“Falls in line with the best of classical Southern fiction…but Ms. Smith’s vision is her own and places her among the best of contemporary Southern writers.
"The Atlanta Constitution"
Beloved North Carolina author Lee Smith was the guest of honor at a gala brunch held in Charlotte recently at the home of Kurt and Sherry Lindquist. Ms. Smith signed copies of her novels, and cut a special Family Linen cake which was a replica of the cover of her famed novel. She spoke glowingly of the screenwriter Ms. Ross and her adaptation of the novel. Ms. Smith said this novel is one of her favorites as it’s dedicated to her husband noted writer and journalist Hal Crowther, and she is just thrilled it’s being made into a movie.

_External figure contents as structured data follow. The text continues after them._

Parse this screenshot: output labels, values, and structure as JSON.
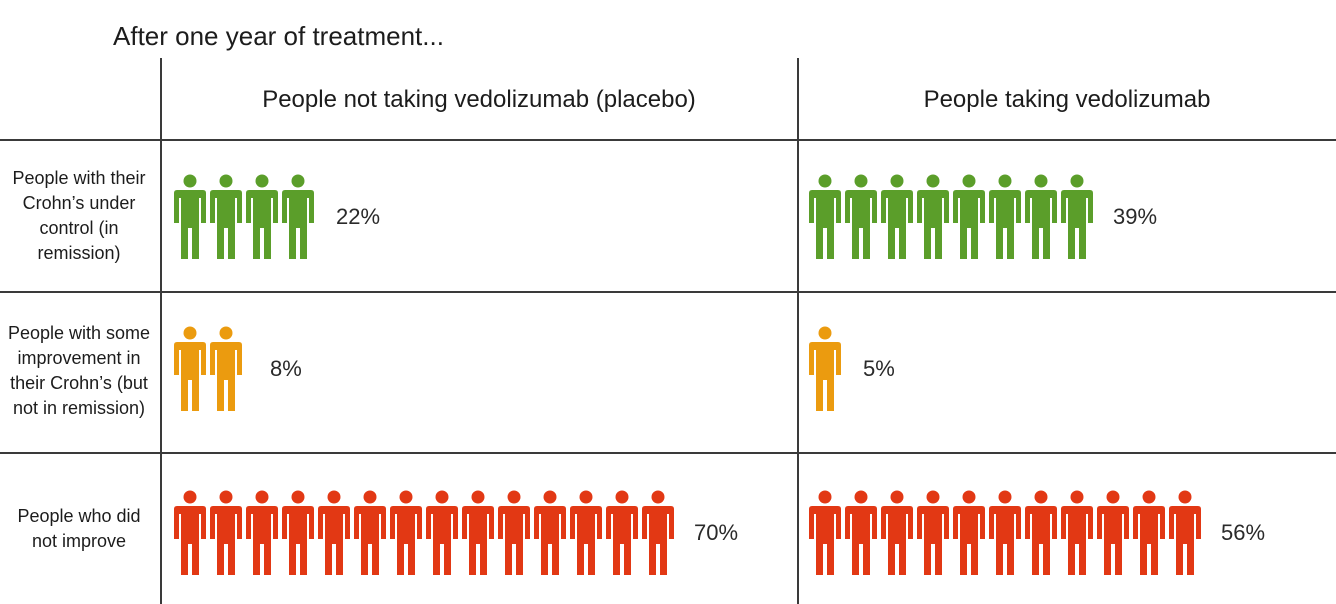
{
  "title": "After one year of treatment...",
  "columns": [
    "People not taking vedolizumab (placebo)",
    "People taking vedolizumab"
  ],
  "rows": [
    "People with their Crohn’s under control (in remission)",
    "People with some improvement in their Crohn’s (but not in remission)",
    "People who did not improve"
  ],
  "chart_data": {
    "type": "pictogram",
    "title": "After one year of treatment...",
    "series": [
      {
        "name": "People not taking vedolizumab (placebo)",
        "cells": [
          {
            "row": "remission",
            "label": "22%",
            "value": 22,
            "icons": 4,
            "color": "#5b9e2a"
          },
          {
            "row": "improvement",
            "label": "8%",
            "value": 8,
            "icons": 2,
            "color": "#eb9b0f"
          },
          {
            "row": "no-improvement",
            "label": "70%",
            "value": 70,
            "icons": 14,
            "color": "#e23814"
          }
        ]
      },
      {
        "name": "People taking vedolizumab",
        "cells": [
          {
            "row": "remission",
            "label": "39%",
            "value": 39,
            "icons": 8,
            "color": "#5b9e2a"
          },
          {
            "row": "improvement",
            "label": "5%",
            "value": 5,
            "icons": 1,
            "color": "#eb9b0f"
          },
          {
            "row": "no-improvement",
            "label": "56%",
            "value": 56,
            "icons": 11,
            "color": "#e23814"
          }
        ]
      }
    ]
  }
}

The Lindquists, both prominent attorneys, are longtime friends of Clarinda Ross, a writer, actress and producer who resides in Santa Monica, CA as well as Boone, NC, where she grew up. Ross is the daughter of the late Dr. Carl A. Ross, an acclaimed southern historian, who was chair of the Department of Appalachian Studies at Appalachian State University at the time of his death. Her mother Charlotte still teaches at ASU in the Communication Arts Department and is a renowned storyteller of Appalachian tales and legends. Ross was surrounded by southern history, lore and writers growing up. She is best known for her work as playwright and actress in her own critically-acclaimed play FROM MY GRANDMOTHER’S GRANDMOTHER UNTO ME which was made into a film for PBS by director John D. Allen. GRANDMOTHER played to sold out houses at Charleston’s Piccolo Spoleto festival and was a featured act in two Cultural Olympiads representing the U. S.A.; Lillehammer, Norway in 1994 and in Atlanta in 1996.
Ross had always admired the writings of celebrated NC author Lee Smith who went to graduate school with her mother Charlotte. Ross who fell in love with the novel FAMILY LINEN while attending college at ASU has written two plays, as well as many essays and short stories. However, she always thought FAMILY LINEN, the story of a group of middle aged siblings grappling with the death of their mother and some surprising revelations, felt cinematic. Ross who admits to having read the novel over 50 times since it was first published in 1984, consulted with author Lee Smith closely throughout the screenwriting process. Ross says, “It was necessary to condense the novel to fit into a cinematic format, some characters had to be combined or eliminated but I feel sure we have preserved the specificity, the southern-ness, the attention to detail that make Lee’s novels so fantastic.”